In Ireland, we have about 95% adult vaccination. Most of our current ICU cases are unvaccinated under-65s; there are almost no vaccinated under-65s, and a small number of vaccinated over-65s (essentially all over-65s are vaccinated). I would not call this a _failure_, at all. If the ICU rate was the same in the general population as in the unvaccinated population, ICU capacity would be exhausted and people would die needlessly. Preventing that is a success.


Even the CEO of Pfizer recently stated 1 or 2 shots "offer very limited protection, if any" (my emphasis), whilst saying the booster offers good protection. But the booster is the same substance... the formulation hasn't changed. He's literally saying 1 shot of it does nothing, 2 shots of it does nothing, but 3 shots of it is magically great. (And I still remember a time when "fully vaccinated" meant you were done at two, and anyone saying there'd be more was a conspiracy theorist.)
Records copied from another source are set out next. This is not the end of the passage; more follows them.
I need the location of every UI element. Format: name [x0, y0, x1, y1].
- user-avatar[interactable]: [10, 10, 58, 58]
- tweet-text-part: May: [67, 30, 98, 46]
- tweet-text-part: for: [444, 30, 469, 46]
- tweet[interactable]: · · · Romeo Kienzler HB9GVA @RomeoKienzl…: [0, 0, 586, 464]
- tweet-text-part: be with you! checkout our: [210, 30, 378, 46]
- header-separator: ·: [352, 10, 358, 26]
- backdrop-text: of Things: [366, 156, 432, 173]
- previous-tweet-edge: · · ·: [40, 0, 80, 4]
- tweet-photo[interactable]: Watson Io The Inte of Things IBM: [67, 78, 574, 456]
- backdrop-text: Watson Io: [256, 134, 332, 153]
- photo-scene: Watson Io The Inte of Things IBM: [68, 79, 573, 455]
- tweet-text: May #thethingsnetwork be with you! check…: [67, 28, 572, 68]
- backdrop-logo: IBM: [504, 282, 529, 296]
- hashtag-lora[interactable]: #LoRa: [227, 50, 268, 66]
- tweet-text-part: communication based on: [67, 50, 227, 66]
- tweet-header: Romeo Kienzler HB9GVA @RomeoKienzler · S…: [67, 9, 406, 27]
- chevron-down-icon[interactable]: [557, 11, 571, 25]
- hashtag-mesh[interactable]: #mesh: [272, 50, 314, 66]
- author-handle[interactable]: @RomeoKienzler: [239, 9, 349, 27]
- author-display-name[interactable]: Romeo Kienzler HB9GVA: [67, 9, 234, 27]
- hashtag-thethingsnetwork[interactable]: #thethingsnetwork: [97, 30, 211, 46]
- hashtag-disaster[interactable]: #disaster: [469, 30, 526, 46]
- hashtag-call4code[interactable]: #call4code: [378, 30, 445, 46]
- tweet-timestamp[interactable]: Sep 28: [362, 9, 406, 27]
Meanwhile in Queensland which had suffered 29 deaths since the beginning of the pandemic, the health minister just announced that 7 more people died overnight, and they were all vaccinated - but not "boosted". Ie, two shots of, as the Pfizer CEO put it, a vaccine of "limited effectiveness, if any". So there we have it, two shots and not three and you're dead, apparently. Who's clogging up the ICU's there?
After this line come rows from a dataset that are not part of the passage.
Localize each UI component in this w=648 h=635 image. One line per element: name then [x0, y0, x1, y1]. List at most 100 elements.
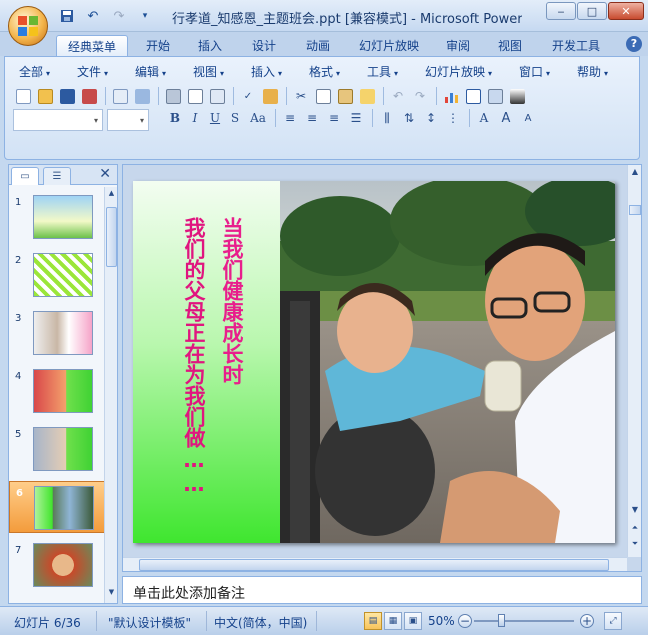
next-slide-icon[interactable]: ⏷: [628, 539, 642, 549]
horizontal-scrollbar[interactable]: [123, 557, 627, 571]
slideshow-view-icon[interactable]: ▣: [404, 612, 422, 630]
permission-icon[interactable]: [79, 86, 99, 106]
close-button[interactable]: ✕: [608, 2, 644, 20]
underline-button[interactable]: U: [205, 108, 225, 128]
paste-icon[interactable]: [335, 86, 355, 106]
tab-animation[interactable]: 动画: [298, 35, 338, 56]
shadow-button[interactable]: S: [225, 108, 245, 128]
language-indicator[interactable]: 中文(简体，中国): [214, 614, 307, 631]
slide-thumb-3[interactable]: 3: [9, 307, 105, 359]
tab-developer[interactable]: 开发工具: [544, 35, 608, 56]
align-center-icon[interactable]: ≡: [302, 108, 322, 128]
research-icon[interactable]: [260, 86, 280, 106]
spelling-icon[interactable]: ✓: [238, 86, 258, 106]
qat-customize-icon[interactable]: ▾: [134, 7, 156, 25]
scroll-down-icon[interactable]: ▼: [628, 505, 642, 514]
print-icon[interactable]: [163, 86, 183, 106]
scroll-thumb[interactable]: [106, 207, 117, 267]
grow-font-icon[interactable]: A: [496, 108, 516, 128]
numbering-icon[interactable]: ⋮: [443, 108, 463, 128]
menu-window[interactable]: 窗口 ▾: [519, 63, 550, 80]
menu-file[interactable]: 文件 ▾: [77, 63, 108, 80]
print-preview-icon[interactable]: [185, 86, 205, 106]
align-right-icon[interactable]: ≡: [324, 108, 344, 128]
insert-chart-icon[interactable]: [441, 86, 461, 106]
insert-table-icon[interactable]: [463, 86, 483, 106]
undo-icon[interactable]: ↶: [388, 86, 408, 106]
italic-button[interactable]: I: [185, 108, 205, 128]
menu-view[interactable]: 视图 ▾: [193, 63, 224, 80]
columns-icon[interactable]: ⫼: [377, 108, 397, 128]
slide-thumb-6[interactable]: 6: [9, 481, 105, 533]
cut-icon[interactable]: ✂: [291, 86, 311, 106]
font-name-combo[interactable]: ▾: [13, 109, 103, 131]
text-direction-icon[interactable]: ⇅: [399, 108, 419, 128]
zoom-in-icon[interactable]: +: [580, 614, 594, 628]
font-color-icon[interactable]: A: [474, 108, 494, 128]
publish-icon[interactable]: [132, 86, 152, 106]
copy-icon[interactable]: [313, 86, 333, 106]
tab-home[interactable]: 开始: [138, 35, 178, 56]
scroll-thumb[interactable]: [139, 559, 609, 571]
format-painter-icon[interactable]: [357, 86, 377, 106]
slide-thumb-2[interactable]: 2: [9, 249, 105, 301]
menu-format[interactable]: 格式 ▾: [309, 63, 340, 80]
insert-picture-icon[interactable]: [485, 86, 505, 106]
tab-view[interactable]: 视图: [490, 35, 530, 56]
slide-text-line-2[interactable]: 我们的父母正在为我们做……: [181, 217, 207, 496]
zoom-slider-knob[interactable]: [498, 614, 505, 627]
justify-icon[interactable]: ☰: [346, 108, 366, 128]
new-icon[interactable]: [13, 86, 33, 106]
tab-insert[interactable]: 插入: [190, 35, 230, 56]
scroll-up-icon[interactable]: ▲: [628, 167, 642, 176]
shrink-font-icon[interactable]: A: [518, 108, 538, 128]
save-icon[interactable]: [57, 86, 77, 106]
tab-outline[interactable]: ☰: [43, 167, 71, 185]
slide-text-line-1[interactable]: 当我们健康成长时: [219, 217, 245, 385]
vertical-scrollbar[interactable]: ▲ ▼ ⏶ ⏷: [627, 165, 641, 557]
notes-placeholder[interactable]: 单击此处添加备注: [133, 583, 245, 603]
theme-name[interactable]: "默认设计模板": [108, 614, 191, 631]
slide-thumb-5[interactable]: 5: [9, 423, 105, 475]
tab-slides[interactable]: ▭: [11, 167, 39, 185]
menu-insert[interactable]: 插入 ▾: [251, 63, 282, 80]
slide-layout-icon[interactable]: [207, 86, 227, 106]
tab-slideshow[interactable]: 幻灯片放映: [352, 35, 426, 56]
scroll-thumb[interactable]: [629, 205, 641, 215]
tab-design[interactable]: 设计: [244, 35, 284, 56]
menu-all[interactable]: 全部 ▾: [19, 63, 50, 80]
fit-to-window-icon[interactable]: ⤢: [604, 612, 622, 630]
previous-slide-icon[interactable]: ⏶: [628, 523, 642, 533]
close-panel-icon[interactable]: ✕: [99, 166, 111, 182]
normal-view-icon[interactable]: ▤: [364, 612, 382, 630]
line-spacing-icon[interactable]: ↕: [421, 108, 441, 128]
minimize-button[interactable]: ‒: [546, 2, 576, 20]
zoom-slider[interactable]: [474, 620, 574, 622]
slide-photo[interactable]: [280, 181, 615, 543]
menu-edit[interactable]: 编辑 ▾: [135, 63, 166, 80]
zoom-out-icon[interactable]: −: [458, 614, 472, 628]
save-icon[interactable]: [56, 7, 78, 25]
scroll-down-icon[interactable]: ▼: [106, 588, 117, 601]
change-case-button[interactable]: Aa: [245, 108, 271, 128]
notes-pane[interactable]: 单击此处添加备注: [122, 576, 642, 604]
slide-thumb-4[interactable]: 4: [9, 365, 105, 417]
office-button[interactable]: [8, 6, 48, 46]
slide-thumb-7[interactable]: 7: [9, 539, 105, 591]
tab-review[interactable]: 审阅: [438, 35, 478, 56]
font-size-combo[interactable]: ▾: [107, 109, 149, 131]
redo-icon[interactable]: ↷: [410, 86, 430, 106]
align-left-icon[interactable]: ≡: [280, 108, 300, 128]
slide-sorter-icon[interactable]: ▦: [384, 612, 402, 630]
zoom-level[interactable]: 50%: [428, 614, 455, 628]
thumbnail-scrollbar[interactable]: ▲ ▼: [104, 187, 117, 603]
tab-classic-menu[interactable]: 经典菜单: [56, 35, 128, 56]
menu-slideshow[interactable]: 幻灯片放映 ▾: [425, 63, 492, 80]
email-icon[interactable]: [110, 86, 130, 106]
menu-tools[interactable]: 工具 ▾: [367, 63, 398, 80]
slide-canvas[interactable]: 当我们健康成长时 我们的父母正在为我们做……: [133, 181, 615, 543]
slide-thumb-1[interactable]: 1: [9, 191, 105, 243]
open-icon[interactable]: [35, 86, 55, 106]
bold-button[interactable]: B: [165, 108, 185, 128]
redo-icon[interactable]: ↷: [108, 7, 130, 25]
And have a look out of the proverbial window. Almost everywhere there's more cases, more hospitalisations and more deaths. That is, if the vaccines worked: they'd work.

But they haven't, and don't. In many places we're in a worse position than before we had them.

That is, they're failures.

Meanwhile things that do actually work, and even have their mechanisms of action completely understood underlying why they work, are sidelined, suppressed or even banned.

If indeed in Ireland you have "95% vaccination", why do you have any cases, hospitalisations or deaths? If it doesn't work at 95% take-up, when does it work? How can the R-value even do anything remotely ICU-clogging with a single digit percentage? On the surface, it doesn't add up.

But a little deeper, and it maybe begins to... because when you're counting "vaccinated" people, be sure not to mix up who is "vaccinated" and who isn't, according to the latest shift in the goal posts. In some places for example, if you have been "fully vaccinated" but not had a third shot, you're considered "unvaccinated" again, and will die in that category. Further, were you "fully vaccinated", by whatever definition, but have only been so for 14 days, and die, in some places indeed you'll also die considered "unvaccinated".

Or to put it another way, how many of the people dying and clogging ICU's never had any shot at all, and how many did?

And why?


Why would that be more accurate? A total vaccine failure would imply that a fully vaccinated person died from Covid, no?


So if someone was permanently disabled it's a success? What about in hospital 8 weeks but eventually recovered? It's hard to understand why this needs to be debated. Why is it so bad to simply admit it failed to protect?

Even if we set the bar at death I guarantee someone would step up and say: "Yes, but they would've died even sooner without the vaccine! Oh come ye let us praise it". The religious fervour is bizarre. Let's face it - the vaccines are a bit shit.


How have you found the article to be more interesting when doing this substitution? Did you find it more accurate as well, and if so how?


It creates a more neutral impression of the vaccines efficacy. The use of the term "breakthrough case" seems entirely geared toward downplaying ineffectiveness. Why not simply call it failure when the vaccine fails?